Но я ее успокоил, и она очень удивилась и даже опечалилась, что дела-то оказывается вовсе не так много. Это, впрочем, не обескуражило ее совершенно. Она тотчас же подружилась с Нелли и много помогала мне во все время ее болезни, навещала нас почти каждый день и всегда, бывало, приедет с таким видом, как будто что-нибудь пропало или куда-то уехало и надо поскорее ловить. Она всегда прибавляла, что так и Филипп Филиппыч приказал. Нелли она очень понравилась. Они полюбили одна другую, как две сестры, и я думаю, что Александра Семеновна во многом была такой же точно ребенок, как и Нелли. Она рассказывала ей разные истории, смешила ее, и Нелли потом часто скучала, когда Александра Семеновна уезжала домой. Первое же ее появление у нас удивило мою больную, но она тотчас же догадалась, зачем приехала незваная гостья, и, по обыкновению своему, даже нахмурилась, сделалась молчалива и нелюбезна.

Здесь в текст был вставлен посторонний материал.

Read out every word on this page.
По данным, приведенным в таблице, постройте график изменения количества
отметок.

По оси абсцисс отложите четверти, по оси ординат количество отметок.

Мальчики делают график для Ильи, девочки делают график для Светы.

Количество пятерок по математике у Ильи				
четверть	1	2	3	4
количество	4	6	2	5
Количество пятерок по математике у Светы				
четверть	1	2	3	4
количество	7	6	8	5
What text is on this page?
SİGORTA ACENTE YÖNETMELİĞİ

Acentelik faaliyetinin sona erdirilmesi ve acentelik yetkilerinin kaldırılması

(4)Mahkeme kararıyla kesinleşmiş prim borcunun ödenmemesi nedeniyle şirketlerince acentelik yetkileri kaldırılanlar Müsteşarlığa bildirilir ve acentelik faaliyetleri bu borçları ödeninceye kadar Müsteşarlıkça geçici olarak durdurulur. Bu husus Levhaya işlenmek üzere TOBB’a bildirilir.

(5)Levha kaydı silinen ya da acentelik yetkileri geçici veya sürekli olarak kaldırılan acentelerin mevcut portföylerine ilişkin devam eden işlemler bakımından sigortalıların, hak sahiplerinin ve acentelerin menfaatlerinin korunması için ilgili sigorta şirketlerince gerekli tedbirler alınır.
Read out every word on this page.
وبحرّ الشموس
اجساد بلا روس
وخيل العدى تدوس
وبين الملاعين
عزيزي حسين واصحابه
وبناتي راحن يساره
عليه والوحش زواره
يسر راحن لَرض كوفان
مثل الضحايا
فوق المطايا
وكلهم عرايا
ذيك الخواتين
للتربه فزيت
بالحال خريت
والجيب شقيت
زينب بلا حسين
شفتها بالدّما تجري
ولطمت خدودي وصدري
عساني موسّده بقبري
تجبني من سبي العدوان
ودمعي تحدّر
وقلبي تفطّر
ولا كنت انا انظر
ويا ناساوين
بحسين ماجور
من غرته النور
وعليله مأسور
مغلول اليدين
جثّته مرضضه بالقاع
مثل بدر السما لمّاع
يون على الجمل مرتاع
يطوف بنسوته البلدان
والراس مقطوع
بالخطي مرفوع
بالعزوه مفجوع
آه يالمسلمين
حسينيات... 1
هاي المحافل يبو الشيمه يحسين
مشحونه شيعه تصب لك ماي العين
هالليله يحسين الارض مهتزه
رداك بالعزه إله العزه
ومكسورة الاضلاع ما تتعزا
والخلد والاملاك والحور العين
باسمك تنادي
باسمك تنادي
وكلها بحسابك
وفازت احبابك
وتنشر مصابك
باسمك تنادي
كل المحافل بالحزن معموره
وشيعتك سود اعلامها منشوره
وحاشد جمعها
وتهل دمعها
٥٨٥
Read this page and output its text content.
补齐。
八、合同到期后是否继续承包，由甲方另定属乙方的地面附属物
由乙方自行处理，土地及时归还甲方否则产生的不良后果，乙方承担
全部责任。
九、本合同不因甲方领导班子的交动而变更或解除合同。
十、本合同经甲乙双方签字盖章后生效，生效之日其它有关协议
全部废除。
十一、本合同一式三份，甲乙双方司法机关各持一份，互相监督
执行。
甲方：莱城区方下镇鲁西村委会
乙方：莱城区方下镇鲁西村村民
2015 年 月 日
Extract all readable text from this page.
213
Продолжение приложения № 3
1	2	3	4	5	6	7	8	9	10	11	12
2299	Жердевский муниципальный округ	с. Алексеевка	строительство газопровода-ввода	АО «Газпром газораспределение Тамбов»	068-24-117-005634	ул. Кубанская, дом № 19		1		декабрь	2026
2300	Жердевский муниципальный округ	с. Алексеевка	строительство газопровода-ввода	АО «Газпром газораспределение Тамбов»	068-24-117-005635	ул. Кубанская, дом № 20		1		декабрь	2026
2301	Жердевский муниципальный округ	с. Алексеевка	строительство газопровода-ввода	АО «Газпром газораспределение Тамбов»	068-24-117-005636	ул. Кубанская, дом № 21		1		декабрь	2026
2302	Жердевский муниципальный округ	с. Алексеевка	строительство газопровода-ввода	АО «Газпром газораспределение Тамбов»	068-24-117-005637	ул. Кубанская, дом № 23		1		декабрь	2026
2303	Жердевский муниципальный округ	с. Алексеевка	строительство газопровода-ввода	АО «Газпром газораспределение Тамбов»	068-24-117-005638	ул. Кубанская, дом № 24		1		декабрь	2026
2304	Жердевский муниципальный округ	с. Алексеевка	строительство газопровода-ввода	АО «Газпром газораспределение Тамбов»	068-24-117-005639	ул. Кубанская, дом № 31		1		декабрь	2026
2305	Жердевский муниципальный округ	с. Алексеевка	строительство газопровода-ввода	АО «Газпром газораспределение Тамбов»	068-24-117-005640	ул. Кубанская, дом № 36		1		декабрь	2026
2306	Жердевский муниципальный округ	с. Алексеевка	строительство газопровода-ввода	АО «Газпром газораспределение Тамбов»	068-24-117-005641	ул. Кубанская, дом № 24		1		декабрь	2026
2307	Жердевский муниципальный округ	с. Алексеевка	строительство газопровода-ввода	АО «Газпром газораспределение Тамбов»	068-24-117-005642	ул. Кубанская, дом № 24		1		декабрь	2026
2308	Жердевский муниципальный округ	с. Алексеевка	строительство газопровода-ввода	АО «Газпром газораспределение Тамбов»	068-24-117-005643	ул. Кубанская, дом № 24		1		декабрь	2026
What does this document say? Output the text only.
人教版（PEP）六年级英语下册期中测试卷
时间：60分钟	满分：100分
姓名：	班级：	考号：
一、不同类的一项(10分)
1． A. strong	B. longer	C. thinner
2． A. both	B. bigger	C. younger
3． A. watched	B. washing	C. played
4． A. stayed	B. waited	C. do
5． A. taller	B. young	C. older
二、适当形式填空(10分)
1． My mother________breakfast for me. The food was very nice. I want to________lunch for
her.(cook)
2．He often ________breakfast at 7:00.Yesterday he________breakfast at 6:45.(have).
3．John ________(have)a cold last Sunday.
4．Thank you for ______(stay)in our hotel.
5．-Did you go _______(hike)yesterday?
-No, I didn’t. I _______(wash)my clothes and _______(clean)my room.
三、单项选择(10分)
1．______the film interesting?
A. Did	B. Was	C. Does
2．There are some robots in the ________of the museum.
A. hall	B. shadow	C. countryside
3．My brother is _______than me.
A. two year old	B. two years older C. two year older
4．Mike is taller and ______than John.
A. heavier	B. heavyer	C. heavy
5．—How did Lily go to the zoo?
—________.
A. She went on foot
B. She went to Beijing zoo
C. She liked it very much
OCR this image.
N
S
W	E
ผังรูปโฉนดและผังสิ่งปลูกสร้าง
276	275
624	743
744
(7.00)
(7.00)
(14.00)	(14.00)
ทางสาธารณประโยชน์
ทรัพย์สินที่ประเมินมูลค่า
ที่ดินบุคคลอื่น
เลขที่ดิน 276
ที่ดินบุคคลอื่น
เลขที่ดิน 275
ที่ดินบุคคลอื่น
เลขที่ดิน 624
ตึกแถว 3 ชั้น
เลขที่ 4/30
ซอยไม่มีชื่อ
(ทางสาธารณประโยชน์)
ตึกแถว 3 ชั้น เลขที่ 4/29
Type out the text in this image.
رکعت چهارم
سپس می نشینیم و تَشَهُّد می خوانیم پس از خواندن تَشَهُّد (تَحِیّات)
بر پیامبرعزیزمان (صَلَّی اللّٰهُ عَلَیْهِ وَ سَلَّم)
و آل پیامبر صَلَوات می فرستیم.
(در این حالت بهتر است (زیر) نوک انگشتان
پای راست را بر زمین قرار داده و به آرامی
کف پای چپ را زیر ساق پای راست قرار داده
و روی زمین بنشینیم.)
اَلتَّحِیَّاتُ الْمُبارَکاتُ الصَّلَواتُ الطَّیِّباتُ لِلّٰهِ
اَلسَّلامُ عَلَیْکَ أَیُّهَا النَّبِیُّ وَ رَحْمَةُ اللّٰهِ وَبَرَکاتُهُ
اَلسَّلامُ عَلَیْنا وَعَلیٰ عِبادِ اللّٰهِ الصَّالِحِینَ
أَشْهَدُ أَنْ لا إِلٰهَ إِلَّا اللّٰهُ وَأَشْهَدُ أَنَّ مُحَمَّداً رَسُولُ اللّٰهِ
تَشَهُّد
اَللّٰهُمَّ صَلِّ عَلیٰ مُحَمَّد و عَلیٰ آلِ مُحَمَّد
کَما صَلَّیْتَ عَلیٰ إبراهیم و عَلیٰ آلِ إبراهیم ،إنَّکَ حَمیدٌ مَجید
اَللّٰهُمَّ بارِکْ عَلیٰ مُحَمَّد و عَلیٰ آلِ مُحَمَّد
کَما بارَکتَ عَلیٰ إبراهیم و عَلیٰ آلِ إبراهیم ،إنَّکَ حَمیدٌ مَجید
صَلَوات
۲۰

– Она зачем к нам приезжала? – спросила Нелли как будто с недовольным видом, когда Александра Семеновна уехала.
– Помочь тебе, Нелли, и ходить за тобой.
– Да что ж?.. За что же? Ведь я ей ничего такого не сделала.
– Добрые люди и не ждут, чтоб им прежде делали, Нелли. Они и без этого любят помогать тем, кто нуждается. Полно, Нелли; на свете очень много добрых людей. Только твоя-то беда, что ты их не встречала и не встретила, когда было надо.
Нелли замолчала; я отошел от нее. Но четверть часа спустя она сама подозвала меня к себе слабым голосом, попросила было пить и вдруг крепко обняла меня, припала к моей груди и долго не выпускала меня из своих рук. На другой день, когда приехала Александра Семеновна, она встретила ее с радостной улыбкой, но как будто все еще стыдясь ее отчего-то.